Cher Bonheur.

Publié le par Luz

[Ecrit d'un trait, inexplicablement ...]

 

J’ouvre les yeux. Le soleil remplit la pièce, et la clarté du jour me fait l’effet d’une douche tiède. Cette douce lumière qui semble s’incruster dans chaque parcelle de mon corps est le plus beau des réveils imaginables. Mais je sais la provenance réelle de ce bonheur liquide. Je me tourne légèrement, plongée avec délices dans les plumes de l’oreiller, noyée sous le poids de la couette. Il dort. Ses paupières ornées de longs cils noirs forment un contraste angélique avec sa peau si claire et si pure. Je l’aime. Et l’idée s’impose à moi avec plus de force que n’importe quelle idéologie. Je suis consciente du danger, je ne devrais pas lui vouer un tel culte mais il est impossible de commander à ses plus profonds ressentis. Je ne crois pas qu’un tel bonheur soit éternel, il faudra le payer un jour ou l’autre, c’est obligé.

L’amour coûte cher.

J’attends, dans le silence des oiseaux, qu’il achève ses rêves. Avec le sentiment d’une chose interdite, je me blottis contre lui, respirant lentement son parfum d’homme-enfant. Et puis, dans cette immobilité choisie, dans cette tranquillité forcée, je m’assoupis à nouveau, espérant avec ferveur rejoindre ses plus beaux songes.

 

___

 

Aujourd’hui, l’ascenceur est en panne. Ce ne sera que le 364ème jour sur 365, j’ai l’habitude. Mes vieilles jambes ne me portent encore pas trop mal, je descends donc les 5 étages à pied. Au 4ème, je croise une femme, plutôt jeune, un vrai canon. Des traits fins, une chevelure sauvage à vous couper le souffle. Ses yeux brillants étaient lumineux, d’un bleu indigo rare. Tout à mon examen esthétique, je remarquai en dernier l’expression de rage désespérée qui tendait son visage. Surpris, je faillis louper une marche. A ma grande surprise, l’inconnue stoppa net son ascension, refit quelques pas en sens inverse et me pris le bras.

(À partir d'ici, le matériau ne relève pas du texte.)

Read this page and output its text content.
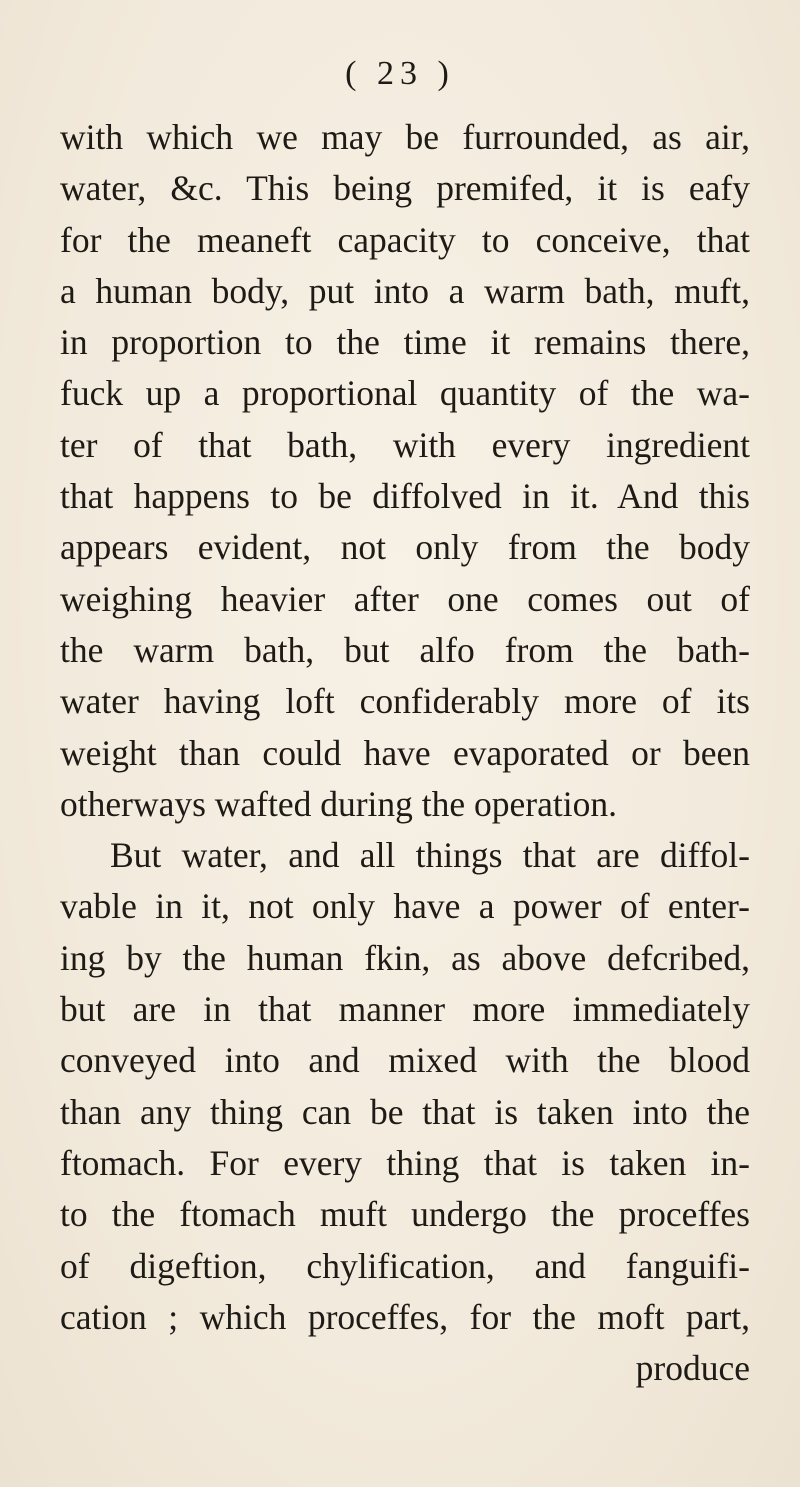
( 23 )
with which we may be furrounded, as air,
water, &c. This being premifed, it is eafy
for the meaneft capacity to conceive, that
a human body, put into a warm bath, muft,
in proportion to the time it remains there,
fuck up a proportional quantity of the wa-
ter of that bath, with every ingredient
that happens to be diffolved in it. And this
appears evident, not only from the body
weighing heavier after one comes out of
the warm bath, but alfo from the bath-
water having loft confiderably more of its
weight than could have evaporated or been
otherways wafted during the operation.
But water, and all things that are diffol-
vable in it, not only have a power of enter-
ing by the human fkin, as above defcribed,
but are in that manner more immediately
conveyed into and mixed with the blood
than any thing can be that is taken into the
ftomach. For every thing that is taken in-
to the ftomach muft undergo the proceffes
of digeftion, chylification, and fanguifi-
cation ; which proceffes, for the moft part,
produce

-« Monsieur, tu ne t’es pas fait mal ? »

-« Non, non, tout va bien, merci. » balbutiai-je. Je ne comprenais plus rien, enchanté par son parfum. Son attitude était si étrange, sa façon de se mouvoir si fascinante. Elle paraissait légère et souple, féline, et cela ravissait mes yeux de vieil homme.

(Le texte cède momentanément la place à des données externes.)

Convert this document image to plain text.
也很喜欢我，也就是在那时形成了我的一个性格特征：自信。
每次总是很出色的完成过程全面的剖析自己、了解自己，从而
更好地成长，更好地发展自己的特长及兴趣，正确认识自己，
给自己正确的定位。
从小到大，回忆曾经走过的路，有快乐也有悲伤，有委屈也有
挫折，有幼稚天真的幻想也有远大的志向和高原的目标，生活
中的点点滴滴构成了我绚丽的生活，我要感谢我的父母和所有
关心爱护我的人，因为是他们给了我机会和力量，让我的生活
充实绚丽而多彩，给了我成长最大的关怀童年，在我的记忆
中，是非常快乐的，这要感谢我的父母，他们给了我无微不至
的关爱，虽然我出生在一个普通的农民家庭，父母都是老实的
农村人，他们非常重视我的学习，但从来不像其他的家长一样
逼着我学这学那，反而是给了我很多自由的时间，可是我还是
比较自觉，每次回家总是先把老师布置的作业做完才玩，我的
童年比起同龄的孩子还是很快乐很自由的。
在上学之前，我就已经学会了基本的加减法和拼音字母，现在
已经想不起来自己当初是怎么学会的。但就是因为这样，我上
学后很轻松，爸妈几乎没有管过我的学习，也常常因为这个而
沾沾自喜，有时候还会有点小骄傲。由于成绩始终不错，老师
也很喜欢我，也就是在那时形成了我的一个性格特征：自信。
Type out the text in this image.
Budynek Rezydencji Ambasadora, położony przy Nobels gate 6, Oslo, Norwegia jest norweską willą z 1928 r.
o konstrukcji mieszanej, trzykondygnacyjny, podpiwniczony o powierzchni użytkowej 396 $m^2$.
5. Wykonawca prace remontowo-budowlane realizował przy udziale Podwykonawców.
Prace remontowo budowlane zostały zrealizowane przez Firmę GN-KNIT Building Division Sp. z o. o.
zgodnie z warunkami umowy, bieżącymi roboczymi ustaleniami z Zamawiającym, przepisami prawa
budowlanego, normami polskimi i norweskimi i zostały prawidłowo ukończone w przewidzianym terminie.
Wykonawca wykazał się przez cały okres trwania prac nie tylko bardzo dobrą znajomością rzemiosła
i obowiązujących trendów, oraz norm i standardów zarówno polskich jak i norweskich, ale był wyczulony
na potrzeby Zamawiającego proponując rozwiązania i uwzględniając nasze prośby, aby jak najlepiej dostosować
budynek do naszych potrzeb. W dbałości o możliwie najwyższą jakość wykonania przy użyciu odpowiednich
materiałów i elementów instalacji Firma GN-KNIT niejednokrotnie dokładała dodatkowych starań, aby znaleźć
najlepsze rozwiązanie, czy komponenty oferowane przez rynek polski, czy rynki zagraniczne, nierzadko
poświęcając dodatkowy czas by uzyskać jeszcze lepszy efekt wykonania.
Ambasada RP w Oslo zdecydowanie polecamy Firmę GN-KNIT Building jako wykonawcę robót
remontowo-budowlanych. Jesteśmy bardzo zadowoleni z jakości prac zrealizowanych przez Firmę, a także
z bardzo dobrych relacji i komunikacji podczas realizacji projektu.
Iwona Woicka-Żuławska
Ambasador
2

Elle inclina légèrement la tête pour me regarder, le regard lointain. Mon bras était toujours prisonnier de sa main fraîche.

-« Monsieur, as-tu déjà connu l’amour ? » me demanda-t-elle.

-« Non, je ne crois pas. » répondis-je, avec une franchise que me surprit moi-même.

-« Ah. Je me sens si seule. » Les larmes pointaient, sa voix faiblit pour s'achever en un soupir.

Puis elle me quitta soudainement, et reprit sa marche vers le haut de l’immeuble, un poids visible sur les épaules.

Je finis de descendre l'escalier, et, arrivé en bas, je cherchai à apercevoir le toit, inquiet tout d’un coup. Une vilaine idée me vint, et je soupçonnais qu’elle avait également traversé l’esprit malade de cette jeune beauté.

Sans avoir le temps de faire un geste de plus, je vis une silhouette noire chuter du rebord, 10 étages plus haut.

 

Les sirènes hurlantes me parvinrent aux oreilles, vague bruit de fond. Je n’avais pas bougé d’un cil, choqué, triste. Enfin, je me déplaçais avec pénibilité, et me forçais à marcher vers l'épicerie, but ultime de mon voyage. Une pensée, plus puissante qu’un arrêt cardiaque, me remplit de peine.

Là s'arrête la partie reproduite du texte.